“I created ‘The Westerner’ because of anger – anger at never-miss sheriffs, always-right marshalls, whitewashed gunfighters … anger at TV’s quick-draw tin gods who stand behind a tin star or ten cents’ worth of righteous anger and justify their skill and slaughter with a self-conscious grin or a minute’s worth of bad philosophy.”
Sam Peckinpah
Hollywood and the Lazy Cowboy
Think for a moment of all the cowboy movies you have seen. It is easy to think about because there were a lot of them. Henry Fonda, Kevin Costner, Paul Newman, Robert Redford, Robert Mitchum, Clint Eastwood, Lee Van Cleef, James Arness and, how about John Wayne. My point is that there are a ton of movies about the Old West. They are labeled as Old West in the description.
There are some good stories too.
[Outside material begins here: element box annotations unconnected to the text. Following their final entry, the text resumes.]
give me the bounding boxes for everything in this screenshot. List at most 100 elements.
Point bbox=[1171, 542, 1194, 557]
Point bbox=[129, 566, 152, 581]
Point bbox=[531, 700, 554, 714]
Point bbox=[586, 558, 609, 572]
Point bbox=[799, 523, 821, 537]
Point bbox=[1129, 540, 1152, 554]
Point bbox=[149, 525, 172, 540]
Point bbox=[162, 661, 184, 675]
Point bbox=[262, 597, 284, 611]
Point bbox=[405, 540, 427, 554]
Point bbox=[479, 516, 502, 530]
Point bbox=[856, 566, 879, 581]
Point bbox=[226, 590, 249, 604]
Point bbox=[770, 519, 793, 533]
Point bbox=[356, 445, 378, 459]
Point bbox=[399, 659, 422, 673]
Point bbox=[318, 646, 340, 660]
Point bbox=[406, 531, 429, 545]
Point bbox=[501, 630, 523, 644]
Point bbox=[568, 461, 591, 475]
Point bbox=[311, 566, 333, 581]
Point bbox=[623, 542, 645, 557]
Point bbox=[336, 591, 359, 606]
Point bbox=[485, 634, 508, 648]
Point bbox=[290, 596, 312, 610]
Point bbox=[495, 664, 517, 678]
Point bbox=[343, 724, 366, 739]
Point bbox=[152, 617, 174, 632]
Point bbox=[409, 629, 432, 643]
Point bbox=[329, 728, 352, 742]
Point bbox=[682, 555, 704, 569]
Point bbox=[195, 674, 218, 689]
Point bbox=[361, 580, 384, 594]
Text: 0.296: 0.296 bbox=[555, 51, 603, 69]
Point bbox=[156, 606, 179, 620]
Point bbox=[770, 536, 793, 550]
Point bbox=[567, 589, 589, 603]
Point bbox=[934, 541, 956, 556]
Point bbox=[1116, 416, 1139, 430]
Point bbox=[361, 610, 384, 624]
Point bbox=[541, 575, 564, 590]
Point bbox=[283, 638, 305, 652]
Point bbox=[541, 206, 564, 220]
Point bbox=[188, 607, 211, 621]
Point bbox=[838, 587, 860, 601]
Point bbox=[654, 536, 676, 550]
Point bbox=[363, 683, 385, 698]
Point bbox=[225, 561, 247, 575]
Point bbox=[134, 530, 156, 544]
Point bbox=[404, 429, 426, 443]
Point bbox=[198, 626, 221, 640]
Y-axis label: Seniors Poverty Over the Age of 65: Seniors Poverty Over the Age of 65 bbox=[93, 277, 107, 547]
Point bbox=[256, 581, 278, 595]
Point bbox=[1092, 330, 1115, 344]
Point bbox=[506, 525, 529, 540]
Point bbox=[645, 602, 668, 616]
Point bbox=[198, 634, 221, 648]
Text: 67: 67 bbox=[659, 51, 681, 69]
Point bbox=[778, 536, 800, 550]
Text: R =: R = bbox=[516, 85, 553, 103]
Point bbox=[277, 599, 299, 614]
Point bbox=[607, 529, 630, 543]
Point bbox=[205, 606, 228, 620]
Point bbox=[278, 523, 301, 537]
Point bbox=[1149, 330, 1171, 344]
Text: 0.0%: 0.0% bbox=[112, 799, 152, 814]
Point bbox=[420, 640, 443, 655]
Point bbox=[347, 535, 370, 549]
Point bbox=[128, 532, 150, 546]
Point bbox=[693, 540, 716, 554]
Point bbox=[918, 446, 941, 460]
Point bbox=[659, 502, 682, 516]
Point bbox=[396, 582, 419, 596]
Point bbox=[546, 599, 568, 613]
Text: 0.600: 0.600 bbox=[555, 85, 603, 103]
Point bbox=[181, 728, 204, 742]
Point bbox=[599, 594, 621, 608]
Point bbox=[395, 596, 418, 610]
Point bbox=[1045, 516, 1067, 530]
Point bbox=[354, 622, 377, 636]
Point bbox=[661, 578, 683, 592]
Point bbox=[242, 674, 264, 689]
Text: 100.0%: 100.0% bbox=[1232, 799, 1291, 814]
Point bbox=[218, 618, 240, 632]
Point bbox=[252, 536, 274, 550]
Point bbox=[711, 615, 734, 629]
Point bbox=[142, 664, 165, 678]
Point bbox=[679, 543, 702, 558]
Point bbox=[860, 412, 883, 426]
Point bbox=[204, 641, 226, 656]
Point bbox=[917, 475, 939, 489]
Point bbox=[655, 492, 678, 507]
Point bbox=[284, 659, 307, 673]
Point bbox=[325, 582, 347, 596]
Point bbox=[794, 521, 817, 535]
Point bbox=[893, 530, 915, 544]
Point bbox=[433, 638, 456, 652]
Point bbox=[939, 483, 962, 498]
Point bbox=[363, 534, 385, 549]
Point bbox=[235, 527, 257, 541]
The gunfighter and the shoot outs and the rustlers and train robberies. Big cattle drives and more, all telling the epic grand story of America. We love it.
We know that the Winchester Rifle was invented and made for the Civil War using new ideas of mass production. Same with the Colt revolver. Because of the exact sameness of all of these guns, bullets could now be made and sold in boxes.
The Civil War was between 1861 and 1865. So, unless the movie is specifically about the Civil War, if you watch a movie with a Winchester or see crossed belts on a bandolero then the time period is about from 1870 to 1885.
Can it be that narrow? Yes. All of those cowboy movies that we know and love fit in a small fifteen year time period. If you see a gun belt with loops for bullets, it is in that time.
I’d like to rename the entire genre and call it The Late West instead of The Old West. Just because Hollywood repeats itself with a good thing doesn’t mean that there was not a lot more to tell.
Pick a decade. How about the 1830. Missouri is a brand new state thanks to the Louisiana Purchase and that means St. Louis. Now imagine over one hundred paddle boats in the dock on the Mississippi River. Hollywood could have told hundreds of stories about the steamboats and the riverboat gamblers and the thrill of riding down the river. That has potential for a lot of action.
How about this from Wikipedia?
“The annual rendezvous was often held at Horse Creek on the Green River, now called the Upper Green River Rendezvous Site, near present-day Pinedale, Wyoming. Another popular site in the same general area was Pierre’s Hole. By the mid-1830s, it attracted 450-500 men annually, essentially all the American trappers and traders working in the Rockies, as well as numerous Native Americans.
Wouldn’t you like to see a movie about 500 trappers meeting at the same place? Tons of drama! It would also dispel the romantic myth of the independent Mountain Man, so many of them were working for the Hudson Bay Trading Company.
So anyways, Hollywood. There are a lot more stories to tell than about a heroic gunfight. That is too easy. A fifteen year span that is our Old West doesn’t cut it for me. I’ll call it the Late West.